Question 13.3: A homogeneous three-axial ellipsoid with the moments of iner...
A homogeneous three-axial ellipsoid with the moments of inertia Θ_{1},Θ_{2},Θ_{3} rotates with the angular velocity \dot{φ} about the principal axis of inertia 3. The axis 3 rotates with \dot{ϑ} about the axis \overline{AB}. The axis \overline{AB} passes through the center of gravity and is perpendicular to 3. Find the kinetic energy.
We decompose the angular velocity ω into its components along the principal axes of inertia:
ω = (ω_{1},ω_{2},ω_{3}), where ω_{1} = \dot{ϑ} cos \varphi, ω_{2} =−\dot{ϑ} sin \varphi, ω_{3} = \dot{\varphi}.
The kinetic energy is then
T = \frac{1}{2} \sum\limits_{i}{Θ_{i}ω^{2}_{i}}= \frac{1}{2} (Θ_{1} cos^{2} \varphi +Θ_{2} sin^{2} \varphi)\dot{ϑ}^{2} + \frac{1}{2} \dot{\varphi}^{2}.
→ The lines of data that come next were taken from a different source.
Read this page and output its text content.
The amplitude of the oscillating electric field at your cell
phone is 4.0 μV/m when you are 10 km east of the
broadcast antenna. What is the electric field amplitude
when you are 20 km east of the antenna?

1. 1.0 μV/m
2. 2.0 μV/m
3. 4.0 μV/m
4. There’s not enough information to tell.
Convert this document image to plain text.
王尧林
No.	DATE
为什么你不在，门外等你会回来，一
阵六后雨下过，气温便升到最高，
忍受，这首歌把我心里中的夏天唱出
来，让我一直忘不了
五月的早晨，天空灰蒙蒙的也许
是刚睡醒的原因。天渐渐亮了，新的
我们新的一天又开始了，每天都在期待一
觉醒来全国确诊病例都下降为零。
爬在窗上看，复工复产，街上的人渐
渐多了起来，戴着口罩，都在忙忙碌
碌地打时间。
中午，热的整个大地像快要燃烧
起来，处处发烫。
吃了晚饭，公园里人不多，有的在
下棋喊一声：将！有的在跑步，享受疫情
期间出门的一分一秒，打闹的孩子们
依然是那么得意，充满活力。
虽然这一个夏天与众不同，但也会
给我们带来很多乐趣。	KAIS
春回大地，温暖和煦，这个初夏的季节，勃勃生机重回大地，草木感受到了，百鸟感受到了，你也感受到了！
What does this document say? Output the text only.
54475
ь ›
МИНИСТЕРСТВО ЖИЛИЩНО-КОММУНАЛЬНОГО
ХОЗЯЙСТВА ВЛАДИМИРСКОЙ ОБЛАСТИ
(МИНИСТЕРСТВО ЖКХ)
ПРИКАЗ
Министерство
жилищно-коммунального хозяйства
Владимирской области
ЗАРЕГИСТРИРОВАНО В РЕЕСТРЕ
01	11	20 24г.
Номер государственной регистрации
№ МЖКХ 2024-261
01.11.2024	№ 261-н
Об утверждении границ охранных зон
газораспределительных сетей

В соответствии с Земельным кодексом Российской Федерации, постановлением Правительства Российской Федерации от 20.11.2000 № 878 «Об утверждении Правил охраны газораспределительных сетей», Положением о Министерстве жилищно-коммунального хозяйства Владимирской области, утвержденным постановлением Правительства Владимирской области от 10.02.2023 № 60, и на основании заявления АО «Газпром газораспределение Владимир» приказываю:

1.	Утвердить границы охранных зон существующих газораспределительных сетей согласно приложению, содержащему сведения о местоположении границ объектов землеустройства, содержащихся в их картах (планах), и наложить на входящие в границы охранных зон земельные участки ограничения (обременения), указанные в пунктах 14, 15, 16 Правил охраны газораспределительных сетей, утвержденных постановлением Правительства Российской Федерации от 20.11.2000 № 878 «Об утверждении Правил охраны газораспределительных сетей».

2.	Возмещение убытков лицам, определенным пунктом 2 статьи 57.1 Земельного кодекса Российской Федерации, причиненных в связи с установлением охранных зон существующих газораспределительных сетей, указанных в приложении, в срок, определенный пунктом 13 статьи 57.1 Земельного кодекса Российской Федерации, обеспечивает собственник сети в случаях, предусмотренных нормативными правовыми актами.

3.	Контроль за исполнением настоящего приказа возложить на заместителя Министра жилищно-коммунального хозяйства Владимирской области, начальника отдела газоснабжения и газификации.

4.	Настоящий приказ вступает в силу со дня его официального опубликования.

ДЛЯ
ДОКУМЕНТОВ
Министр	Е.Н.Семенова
The ellipsoid shall now be symmetric, Θ_{1} = Θ_{2}; the axis \overline{AB} is tilted from the third axis by the angle α. For the total angular velocity, we have
ω= \dot{\varphi} e_{3} + \dot{ϑ} e_{AB}.We decompose the unit vector e_{AB} along the axis \overline{AB} with respect to the principal axes
e_{AB} = e_{3} · cos α +(cos \varphi e_{1} −sin \varphi e_{2}) sin α.Thus, the components of ω along the directions of the principal axes are
ω_{1} = sin α cos \varphi \dot{ϑ},ω_{2} =−sin α sin \varphi \dot{ϑ},
ω_{3} = \dot{\varphi} + cos α \dot{ϑ}.
Hence, the kinetic energy reads
T = \frac{1}{2} Θ_{1} sin^{2} α \dot{ϑ}^{2} + \frac{1}{2}Θ_{3}(\dot{\varphi} + \dot{ϑ} cos α)^{2}.For α = 90°, we obtain for the first case a rotation ellipsoid.